5. The electronic candle with a highly simulated flame effect according to claim 3, wherein the columnar body comprises two parts fixed to each other, and the columnar body has an axial hole for the pin to pass through and a radial hole that is located between bonding surfaces of the two parts and in communication with the axial hole for clamping the horizontal shaft.

6. The electronic candle with a highly simulated flame effect according to claim 5, wherein a limiting column parallel to the horizontal shaft and used for limiting a range of horizontal movement of the columnar body also extends from each of two sides of the columnar body.

7. The electronic candle with a highly simulated flame effect according to claim 1, wherein the translucent lampshade is cylindrical and adapted to be sleeved over the peripheral wall of the housing and has a top end above the flame head, and the raster texture is distributed at least in a part of the translucent lampshade beyond the top wall of the housing.

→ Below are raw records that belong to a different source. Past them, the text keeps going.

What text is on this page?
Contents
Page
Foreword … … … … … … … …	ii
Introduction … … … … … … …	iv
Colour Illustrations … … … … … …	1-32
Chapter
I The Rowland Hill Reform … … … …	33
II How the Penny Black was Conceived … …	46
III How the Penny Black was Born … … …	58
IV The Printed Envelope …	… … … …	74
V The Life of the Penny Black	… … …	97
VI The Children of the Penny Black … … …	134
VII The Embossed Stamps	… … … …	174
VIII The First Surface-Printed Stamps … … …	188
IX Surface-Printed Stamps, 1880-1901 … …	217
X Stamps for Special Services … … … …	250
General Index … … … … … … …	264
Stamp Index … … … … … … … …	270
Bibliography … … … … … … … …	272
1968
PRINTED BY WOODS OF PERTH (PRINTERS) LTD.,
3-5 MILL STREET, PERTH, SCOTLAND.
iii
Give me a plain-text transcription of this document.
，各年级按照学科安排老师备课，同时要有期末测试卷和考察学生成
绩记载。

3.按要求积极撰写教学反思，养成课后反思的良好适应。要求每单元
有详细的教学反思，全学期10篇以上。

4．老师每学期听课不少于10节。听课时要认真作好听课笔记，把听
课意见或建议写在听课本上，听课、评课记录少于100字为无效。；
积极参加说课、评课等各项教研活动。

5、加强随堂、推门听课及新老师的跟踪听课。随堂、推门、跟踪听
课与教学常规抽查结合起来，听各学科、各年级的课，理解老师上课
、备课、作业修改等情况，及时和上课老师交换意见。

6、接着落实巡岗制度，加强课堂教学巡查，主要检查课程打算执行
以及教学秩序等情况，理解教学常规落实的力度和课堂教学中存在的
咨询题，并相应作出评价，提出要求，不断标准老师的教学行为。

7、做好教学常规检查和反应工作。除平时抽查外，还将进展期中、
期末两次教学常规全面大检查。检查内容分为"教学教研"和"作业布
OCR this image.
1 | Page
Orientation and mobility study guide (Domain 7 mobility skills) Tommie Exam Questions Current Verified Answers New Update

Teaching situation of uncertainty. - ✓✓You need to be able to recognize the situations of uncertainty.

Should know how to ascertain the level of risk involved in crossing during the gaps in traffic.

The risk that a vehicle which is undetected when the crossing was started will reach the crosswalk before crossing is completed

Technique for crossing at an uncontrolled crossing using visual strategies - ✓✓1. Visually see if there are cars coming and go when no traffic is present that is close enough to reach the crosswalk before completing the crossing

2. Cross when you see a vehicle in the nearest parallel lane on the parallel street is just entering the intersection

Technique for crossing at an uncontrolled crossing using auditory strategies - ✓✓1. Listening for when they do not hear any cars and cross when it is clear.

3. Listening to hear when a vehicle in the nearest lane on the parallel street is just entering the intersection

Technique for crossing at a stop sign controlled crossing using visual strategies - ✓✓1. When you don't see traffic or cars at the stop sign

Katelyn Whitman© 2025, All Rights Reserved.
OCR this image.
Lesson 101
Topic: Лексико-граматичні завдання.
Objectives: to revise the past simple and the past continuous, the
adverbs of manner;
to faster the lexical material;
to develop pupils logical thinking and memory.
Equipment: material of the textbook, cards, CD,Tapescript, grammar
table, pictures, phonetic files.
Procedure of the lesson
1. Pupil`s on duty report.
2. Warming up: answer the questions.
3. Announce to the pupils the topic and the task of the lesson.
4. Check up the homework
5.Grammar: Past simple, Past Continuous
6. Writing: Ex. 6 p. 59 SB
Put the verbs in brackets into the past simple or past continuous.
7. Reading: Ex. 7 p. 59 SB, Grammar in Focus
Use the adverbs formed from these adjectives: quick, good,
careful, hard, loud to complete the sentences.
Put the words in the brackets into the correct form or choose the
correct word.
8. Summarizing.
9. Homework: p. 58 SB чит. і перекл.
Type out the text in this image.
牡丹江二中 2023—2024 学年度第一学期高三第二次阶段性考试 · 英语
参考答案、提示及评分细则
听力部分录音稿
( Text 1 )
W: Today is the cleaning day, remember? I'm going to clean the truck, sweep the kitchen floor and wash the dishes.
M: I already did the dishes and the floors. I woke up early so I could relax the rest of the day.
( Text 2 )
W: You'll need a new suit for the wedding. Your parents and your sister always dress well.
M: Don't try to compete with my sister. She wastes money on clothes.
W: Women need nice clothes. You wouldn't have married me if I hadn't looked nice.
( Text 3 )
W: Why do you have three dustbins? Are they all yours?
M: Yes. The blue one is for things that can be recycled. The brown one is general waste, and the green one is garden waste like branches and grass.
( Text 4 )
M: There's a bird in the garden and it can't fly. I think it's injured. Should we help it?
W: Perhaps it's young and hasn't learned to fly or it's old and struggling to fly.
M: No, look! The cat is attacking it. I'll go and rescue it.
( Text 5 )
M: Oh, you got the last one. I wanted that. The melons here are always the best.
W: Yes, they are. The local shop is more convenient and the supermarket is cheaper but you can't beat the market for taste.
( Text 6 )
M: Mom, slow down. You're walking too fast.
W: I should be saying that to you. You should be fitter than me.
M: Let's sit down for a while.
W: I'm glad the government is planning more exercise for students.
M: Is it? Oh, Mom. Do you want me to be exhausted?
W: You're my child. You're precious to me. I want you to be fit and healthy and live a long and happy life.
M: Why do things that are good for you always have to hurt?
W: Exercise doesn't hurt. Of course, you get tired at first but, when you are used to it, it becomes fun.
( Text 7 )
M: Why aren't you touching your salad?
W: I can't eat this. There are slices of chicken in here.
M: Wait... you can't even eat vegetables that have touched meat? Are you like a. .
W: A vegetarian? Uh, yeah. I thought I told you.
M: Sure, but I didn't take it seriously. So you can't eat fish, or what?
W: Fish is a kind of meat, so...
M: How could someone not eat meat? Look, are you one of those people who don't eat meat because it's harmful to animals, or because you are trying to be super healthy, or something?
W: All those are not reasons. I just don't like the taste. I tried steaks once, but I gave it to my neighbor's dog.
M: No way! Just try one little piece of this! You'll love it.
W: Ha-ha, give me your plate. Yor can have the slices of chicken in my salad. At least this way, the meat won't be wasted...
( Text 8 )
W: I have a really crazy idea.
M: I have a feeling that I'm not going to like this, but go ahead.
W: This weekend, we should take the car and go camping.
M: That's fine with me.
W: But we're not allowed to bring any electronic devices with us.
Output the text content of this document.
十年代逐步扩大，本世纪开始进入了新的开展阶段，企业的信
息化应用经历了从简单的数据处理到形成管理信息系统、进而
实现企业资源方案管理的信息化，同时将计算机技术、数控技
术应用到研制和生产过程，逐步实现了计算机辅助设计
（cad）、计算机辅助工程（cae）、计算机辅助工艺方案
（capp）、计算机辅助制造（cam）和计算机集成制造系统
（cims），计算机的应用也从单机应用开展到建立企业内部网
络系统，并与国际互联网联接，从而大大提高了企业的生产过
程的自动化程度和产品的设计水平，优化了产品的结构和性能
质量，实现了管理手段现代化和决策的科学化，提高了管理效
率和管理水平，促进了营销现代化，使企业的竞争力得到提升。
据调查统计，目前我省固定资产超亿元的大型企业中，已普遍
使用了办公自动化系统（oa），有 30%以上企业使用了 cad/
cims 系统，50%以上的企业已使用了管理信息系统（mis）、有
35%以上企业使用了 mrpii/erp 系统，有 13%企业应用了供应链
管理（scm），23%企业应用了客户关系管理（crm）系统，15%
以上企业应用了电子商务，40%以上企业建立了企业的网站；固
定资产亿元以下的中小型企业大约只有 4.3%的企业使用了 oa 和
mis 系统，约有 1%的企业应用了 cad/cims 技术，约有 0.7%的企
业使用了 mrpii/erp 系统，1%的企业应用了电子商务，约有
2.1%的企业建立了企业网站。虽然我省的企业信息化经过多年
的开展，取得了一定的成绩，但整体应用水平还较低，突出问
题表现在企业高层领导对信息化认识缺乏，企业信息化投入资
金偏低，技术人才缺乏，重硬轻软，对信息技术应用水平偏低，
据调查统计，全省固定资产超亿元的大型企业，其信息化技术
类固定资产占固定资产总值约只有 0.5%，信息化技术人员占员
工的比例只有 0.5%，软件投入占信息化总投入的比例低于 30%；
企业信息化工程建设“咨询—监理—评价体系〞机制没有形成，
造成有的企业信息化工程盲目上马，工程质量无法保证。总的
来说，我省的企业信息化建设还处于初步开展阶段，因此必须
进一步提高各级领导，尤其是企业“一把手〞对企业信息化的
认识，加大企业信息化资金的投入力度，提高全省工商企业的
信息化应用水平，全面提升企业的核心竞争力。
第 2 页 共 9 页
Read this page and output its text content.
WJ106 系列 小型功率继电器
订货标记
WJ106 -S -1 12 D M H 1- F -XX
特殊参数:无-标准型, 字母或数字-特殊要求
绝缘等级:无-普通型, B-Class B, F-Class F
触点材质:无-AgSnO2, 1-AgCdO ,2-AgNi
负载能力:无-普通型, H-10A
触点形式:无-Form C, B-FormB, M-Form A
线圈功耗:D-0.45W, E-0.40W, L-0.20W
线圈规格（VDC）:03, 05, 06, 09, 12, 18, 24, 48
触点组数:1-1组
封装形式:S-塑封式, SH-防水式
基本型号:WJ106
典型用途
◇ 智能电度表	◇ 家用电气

8. The electronic candle with a highly simulated flame effect according to claim 1, wherein the translucent lampshade is in a shape of a flame and has the bottom fixed to a center of the top wall of the housing, and there is a gap space between an inner wall of the translucent lampshade and an outer peripheral wall of the flame head.

9. The electronic candle with a highly simulated flame effect according to claim 1, wherein the raster texture has a slit width of 0.5 mm and a depth of 0.07 mm.